Let $y = x + \xi(x)$m where $\xi \sim \operatorname{Bin}(x,p)$. We want to calculate $\operatorname{Var}(y) = \mathbb{E}(\operatorname{Var}(x + \xi(x)|x)) + \operatorname{Var}(\mathbb{E}(x + \xi(x) | x))$.
The second term is easy-calculated: $\operatorname{Var}(\mathbb{E}(x + \xi(x) | x)) = \operatorname{Var}(x + xp) = (1+p)^2 \mathbb{E}(x)$.
But the first one is more complicated: $\mathbb{E}(\operatorname{Var}(x + \xi(x) | x)) = \mathbb{E}(x^2 + 2\mathbb{E}(x\xi(x)|x) + xpq + x^2 p^2 - (1 +p)^2 x^2))$.
The key problem is $\mathbb{E}(x\xi(x)|x)$. Does there any chance to calculate it fast?

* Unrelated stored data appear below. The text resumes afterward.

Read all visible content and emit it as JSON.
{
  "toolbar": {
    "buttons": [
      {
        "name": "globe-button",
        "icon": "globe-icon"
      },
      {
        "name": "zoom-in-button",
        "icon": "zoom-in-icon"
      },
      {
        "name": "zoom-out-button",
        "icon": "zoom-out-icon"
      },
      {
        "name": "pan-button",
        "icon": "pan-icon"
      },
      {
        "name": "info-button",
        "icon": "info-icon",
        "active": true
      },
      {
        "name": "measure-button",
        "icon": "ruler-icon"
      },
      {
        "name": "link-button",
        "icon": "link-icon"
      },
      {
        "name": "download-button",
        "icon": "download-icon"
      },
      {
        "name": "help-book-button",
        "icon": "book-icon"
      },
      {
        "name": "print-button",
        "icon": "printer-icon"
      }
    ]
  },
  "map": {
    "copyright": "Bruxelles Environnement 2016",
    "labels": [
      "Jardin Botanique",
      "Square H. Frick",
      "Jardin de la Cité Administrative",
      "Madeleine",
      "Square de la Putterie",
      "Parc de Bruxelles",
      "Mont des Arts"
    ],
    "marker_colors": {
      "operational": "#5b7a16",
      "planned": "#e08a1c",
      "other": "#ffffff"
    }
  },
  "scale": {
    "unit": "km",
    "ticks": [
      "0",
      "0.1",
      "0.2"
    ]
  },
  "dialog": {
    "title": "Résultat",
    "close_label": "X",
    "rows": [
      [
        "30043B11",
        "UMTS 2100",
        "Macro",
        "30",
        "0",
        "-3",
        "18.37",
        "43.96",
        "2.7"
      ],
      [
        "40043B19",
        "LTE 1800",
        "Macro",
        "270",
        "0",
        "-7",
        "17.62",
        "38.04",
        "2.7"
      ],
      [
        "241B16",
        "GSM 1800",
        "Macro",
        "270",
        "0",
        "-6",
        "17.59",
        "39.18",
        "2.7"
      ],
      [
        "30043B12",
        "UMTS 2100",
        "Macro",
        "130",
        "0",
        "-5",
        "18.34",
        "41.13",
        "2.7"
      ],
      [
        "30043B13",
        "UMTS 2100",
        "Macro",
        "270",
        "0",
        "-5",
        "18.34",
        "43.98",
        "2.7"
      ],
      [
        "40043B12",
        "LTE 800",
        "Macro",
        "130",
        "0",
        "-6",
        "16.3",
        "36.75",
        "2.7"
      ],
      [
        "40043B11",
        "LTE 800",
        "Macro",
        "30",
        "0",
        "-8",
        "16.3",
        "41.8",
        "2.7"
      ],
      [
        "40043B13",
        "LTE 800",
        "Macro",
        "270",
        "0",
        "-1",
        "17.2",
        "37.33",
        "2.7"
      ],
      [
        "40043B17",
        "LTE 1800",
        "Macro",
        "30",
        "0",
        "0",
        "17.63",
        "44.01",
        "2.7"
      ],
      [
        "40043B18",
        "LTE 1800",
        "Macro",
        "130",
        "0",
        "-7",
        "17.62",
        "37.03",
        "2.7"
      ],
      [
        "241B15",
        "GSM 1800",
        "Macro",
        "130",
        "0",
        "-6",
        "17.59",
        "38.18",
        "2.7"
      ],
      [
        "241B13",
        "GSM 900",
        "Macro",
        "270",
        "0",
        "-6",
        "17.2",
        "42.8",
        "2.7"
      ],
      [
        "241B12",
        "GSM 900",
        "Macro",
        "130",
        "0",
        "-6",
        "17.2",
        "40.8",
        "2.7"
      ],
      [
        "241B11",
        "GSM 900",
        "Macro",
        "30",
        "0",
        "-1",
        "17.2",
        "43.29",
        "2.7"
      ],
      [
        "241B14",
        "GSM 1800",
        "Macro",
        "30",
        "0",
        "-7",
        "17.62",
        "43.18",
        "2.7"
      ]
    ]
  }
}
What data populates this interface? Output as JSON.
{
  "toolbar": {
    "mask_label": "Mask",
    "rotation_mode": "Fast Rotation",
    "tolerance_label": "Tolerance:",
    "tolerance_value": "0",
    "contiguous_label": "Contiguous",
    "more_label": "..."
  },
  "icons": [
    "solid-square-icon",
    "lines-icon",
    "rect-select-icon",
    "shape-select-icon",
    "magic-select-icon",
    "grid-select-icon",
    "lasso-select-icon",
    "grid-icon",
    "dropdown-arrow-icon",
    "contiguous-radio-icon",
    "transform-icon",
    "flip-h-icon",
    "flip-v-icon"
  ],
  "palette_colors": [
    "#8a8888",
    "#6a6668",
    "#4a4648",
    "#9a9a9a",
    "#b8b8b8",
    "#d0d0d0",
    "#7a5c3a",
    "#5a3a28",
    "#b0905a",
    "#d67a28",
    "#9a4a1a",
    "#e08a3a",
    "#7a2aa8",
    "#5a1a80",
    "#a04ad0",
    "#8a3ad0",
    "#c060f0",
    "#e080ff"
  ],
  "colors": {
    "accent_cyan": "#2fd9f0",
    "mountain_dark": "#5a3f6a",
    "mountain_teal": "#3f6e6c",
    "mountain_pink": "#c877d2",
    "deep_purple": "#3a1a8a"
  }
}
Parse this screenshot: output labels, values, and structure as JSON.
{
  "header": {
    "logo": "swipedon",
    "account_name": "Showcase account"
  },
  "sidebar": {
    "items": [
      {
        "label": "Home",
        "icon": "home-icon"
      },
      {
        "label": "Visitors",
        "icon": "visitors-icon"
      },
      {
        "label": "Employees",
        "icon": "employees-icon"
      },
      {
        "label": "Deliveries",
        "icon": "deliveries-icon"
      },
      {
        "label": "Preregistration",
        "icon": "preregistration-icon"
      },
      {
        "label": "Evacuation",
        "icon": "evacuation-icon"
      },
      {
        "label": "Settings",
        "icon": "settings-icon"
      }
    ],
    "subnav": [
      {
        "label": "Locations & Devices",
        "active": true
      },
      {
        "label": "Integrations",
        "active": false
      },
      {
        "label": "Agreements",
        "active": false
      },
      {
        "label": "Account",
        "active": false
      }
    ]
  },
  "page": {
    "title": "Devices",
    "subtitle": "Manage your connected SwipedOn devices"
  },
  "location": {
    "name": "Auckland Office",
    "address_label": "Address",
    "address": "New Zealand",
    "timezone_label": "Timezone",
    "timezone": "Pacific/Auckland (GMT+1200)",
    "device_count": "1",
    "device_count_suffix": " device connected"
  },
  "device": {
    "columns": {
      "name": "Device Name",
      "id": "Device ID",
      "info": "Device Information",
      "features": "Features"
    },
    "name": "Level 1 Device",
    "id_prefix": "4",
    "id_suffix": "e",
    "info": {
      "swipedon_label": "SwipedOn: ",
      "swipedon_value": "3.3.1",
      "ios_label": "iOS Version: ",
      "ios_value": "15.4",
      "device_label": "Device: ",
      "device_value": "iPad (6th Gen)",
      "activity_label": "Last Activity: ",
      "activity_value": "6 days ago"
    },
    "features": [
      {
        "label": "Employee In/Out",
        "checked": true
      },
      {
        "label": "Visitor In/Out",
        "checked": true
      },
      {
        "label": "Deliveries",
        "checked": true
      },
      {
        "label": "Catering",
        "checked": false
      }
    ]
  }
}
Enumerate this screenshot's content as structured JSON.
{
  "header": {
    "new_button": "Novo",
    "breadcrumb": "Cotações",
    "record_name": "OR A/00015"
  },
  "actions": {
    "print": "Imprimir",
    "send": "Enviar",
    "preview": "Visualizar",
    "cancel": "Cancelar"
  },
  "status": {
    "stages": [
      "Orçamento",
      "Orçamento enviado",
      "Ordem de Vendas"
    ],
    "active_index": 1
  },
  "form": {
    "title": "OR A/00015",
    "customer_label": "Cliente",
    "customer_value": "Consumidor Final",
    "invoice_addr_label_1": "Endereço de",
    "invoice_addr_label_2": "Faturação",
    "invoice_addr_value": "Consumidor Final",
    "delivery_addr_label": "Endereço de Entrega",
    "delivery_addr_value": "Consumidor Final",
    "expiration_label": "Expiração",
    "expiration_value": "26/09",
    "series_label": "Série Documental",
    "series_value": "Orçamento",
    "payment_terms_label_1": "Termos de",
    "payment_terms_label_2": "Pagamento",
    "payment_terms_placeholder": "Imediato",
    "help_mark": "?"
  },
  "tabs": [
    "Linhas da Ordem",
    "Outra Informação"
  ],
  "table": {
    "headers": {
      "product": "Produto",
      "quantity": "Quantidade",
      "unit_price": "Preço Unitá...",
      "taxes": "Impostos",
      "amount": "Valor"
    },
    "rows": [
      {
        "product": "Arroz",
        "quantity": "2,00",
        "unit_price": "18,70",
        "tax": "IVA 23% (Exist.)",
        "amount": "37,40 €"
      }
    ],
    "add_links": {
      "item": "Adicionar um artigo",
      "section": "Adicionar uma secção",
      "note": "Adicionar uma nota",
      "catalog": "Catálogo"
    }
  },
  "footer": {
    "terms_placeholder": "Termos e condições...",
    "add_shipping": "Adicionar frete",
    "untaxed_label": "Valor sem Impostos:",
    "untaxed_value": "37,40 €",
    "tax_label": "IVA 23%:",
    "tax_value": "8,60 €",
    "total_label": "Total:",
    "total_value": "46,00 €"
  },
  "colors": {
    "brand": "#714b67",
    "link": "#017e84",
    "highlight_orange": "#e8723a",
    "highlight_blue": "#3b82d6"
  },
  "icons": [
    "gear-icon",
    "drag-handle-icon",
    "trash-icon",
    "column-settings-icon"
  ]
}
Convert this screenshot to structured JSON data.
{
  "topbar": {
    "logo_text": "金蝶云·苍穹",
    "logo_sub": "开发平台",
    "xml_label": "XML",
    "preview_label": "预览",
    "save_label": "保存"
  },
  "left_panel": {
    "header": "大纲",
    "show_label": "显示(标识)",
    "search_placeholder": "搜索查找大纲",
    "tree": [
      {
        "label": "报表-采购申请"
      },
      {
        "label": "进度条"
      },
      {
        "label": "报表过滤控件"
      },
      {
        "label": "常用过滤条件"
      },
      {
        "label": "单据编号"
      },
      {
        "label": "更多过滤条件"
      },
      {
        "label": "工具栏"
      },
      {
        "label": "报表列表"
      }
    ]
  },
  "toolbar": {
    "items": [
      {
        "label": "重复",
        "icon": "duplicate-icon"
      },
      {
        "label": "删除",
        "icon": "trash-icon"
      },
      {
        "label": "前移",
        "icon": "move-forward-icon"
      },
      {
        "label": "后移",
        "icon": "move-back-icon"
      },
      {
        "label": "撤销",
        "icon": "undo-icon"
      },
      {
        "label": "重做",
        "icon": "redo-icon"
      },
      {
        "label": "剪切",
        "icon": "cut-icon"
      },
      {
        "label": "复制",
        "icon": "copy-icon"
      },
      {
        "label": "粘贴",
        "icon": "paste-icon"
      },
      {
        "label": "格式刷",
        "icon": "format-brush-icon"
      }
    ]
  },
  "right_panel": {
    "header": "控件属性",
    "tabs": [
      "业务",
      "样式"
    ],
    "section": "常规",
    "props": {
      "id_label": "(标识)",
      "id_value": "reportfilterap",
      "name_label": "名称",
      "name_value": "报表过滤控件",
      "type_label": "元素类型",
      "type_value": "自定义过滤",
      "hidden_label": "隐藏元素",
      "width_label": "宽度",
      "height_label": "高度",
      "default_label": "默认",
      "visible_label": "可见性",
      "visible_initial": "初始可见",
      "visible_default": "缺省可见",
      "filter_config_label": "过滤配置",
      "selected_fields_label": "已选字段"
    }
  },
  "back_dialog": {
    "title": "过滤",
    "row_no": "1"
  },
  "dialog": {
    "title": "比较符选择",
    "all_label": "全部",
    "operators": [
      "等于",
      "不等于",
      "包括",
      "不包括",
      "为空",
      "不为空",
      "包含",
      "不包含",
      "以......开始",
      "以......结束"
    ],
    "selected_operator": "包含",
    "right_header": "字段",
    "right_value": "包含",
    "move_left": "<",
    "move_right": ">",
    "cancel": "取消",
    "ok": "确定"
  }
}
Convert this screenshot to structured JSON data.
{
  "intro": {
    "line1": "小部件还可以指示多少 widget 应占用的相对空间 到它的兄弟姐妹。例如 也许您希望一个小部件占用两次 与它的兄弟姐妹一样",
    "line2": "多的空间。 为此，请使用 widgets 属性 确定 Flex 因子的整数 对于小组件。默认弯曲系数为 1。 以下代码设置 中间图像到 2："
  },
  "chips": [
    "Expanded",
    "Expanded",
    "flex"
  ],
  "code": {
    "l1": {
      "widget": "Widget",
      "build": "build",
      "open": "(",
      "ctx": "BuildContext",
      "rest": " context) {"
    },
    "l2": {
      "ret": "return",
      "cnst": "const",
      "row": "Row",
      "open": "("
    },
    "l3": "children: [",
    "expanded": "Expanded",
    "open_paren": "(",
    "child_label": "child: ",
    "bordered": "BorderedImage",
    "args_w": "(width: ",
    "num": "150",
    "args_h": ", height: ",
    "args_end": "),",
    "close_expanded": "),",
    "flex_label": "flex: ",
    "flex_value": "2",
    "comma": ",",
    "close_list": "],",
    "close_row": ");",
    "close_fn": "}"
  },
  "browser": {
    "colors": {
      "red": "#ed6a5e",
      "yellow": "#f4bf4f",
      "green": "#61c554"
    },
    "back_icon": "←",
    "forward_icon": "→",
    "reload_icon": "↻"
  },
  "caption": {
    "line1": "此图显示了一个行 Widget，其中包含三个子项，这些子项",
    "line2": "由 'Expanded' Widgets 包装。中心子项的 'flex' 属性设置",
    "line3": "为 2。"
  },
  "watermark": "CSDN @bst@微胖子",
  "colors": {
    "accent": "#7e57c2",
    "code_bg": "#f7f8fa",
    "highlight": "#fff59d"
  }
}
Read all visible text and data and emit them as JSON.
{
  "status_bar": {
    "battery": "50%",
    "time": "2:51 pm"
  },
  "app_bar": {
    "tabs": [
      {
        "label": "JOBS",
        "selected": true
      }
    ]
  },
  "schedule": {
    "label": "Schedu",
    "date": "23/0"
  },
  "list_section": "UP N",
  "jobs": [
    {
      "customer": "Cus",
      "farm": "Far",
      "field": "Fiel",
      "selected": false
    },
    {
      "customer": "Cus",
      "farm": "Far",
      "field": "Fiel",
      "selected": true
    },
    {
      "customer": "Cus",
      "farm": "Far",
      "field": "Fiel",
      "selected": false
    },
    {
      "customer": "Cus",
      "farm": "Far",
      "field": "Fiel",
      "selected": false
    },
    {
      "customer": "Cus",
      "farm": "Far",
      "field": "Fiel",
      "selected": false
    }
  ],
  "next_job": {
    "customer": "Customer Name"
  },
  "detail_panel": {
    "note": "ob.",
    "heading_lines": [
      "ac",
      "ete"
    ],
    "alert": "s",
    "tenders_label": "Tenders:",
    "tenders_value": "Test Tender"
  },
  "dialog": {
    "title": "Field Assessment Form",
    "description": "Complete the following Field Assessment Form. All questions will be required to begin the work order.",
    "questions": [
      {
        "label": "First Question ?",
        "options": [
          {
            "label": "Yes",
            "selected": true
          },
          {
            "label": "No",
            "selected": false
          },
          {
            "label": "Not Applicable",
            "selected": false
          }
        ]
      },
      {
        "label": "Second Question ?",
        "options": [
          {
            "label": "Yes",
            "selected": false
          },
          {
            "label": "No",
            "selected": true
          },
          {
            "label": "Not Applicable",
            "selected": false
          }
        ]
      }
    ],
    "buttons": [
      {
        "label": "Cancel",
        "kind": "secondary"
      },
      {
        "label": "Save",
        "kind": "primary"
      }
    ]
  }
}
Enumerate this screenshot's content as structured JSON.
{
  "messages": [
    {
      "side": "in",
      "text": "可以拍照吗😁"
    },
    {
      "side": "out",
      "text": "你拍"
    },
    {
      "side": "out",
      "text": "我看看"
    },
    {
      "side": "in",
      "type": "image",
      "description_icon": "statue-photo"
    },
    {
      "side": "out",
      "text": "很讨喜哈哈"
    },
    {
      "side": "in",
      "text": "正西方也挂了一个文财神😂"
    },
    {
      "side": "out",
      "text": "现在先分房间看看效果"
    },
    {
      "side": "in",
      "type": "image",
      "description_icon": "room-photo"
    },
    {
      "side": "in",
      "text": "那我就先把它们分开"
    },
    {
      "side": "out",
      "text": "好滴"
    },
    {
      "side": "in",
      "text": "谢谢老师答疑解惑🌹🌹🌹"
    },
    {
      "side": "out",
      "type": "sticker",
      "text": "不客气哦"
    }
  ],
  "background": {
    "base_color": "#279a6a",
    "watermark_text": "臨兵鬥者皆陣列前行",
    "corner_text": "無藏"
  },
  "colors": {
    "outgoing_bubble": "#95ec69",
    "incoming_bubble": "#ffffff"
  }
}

The key observation is that the variance of $x + \xi(x) \mid x$ is the same as the variance of $\xi(x) \mid x$ because the variance is conditioned on $x$, which only affects the location, and not the variance.
So you would have $$\operatorname{Var}[x + \xi(x) \mid x] = xpq,$$ and its expectation is $pq \operatorname{E}[x]$.
I should also point out that you have an error in your computation: it should be $$\operatorname{Var}[\operatorname{E}[x + \xi(x) \mid x]] = \operatorname{Var}[x + xp] = (1+p)^2 \color{red}{ \operatorname{Var}}[x].$$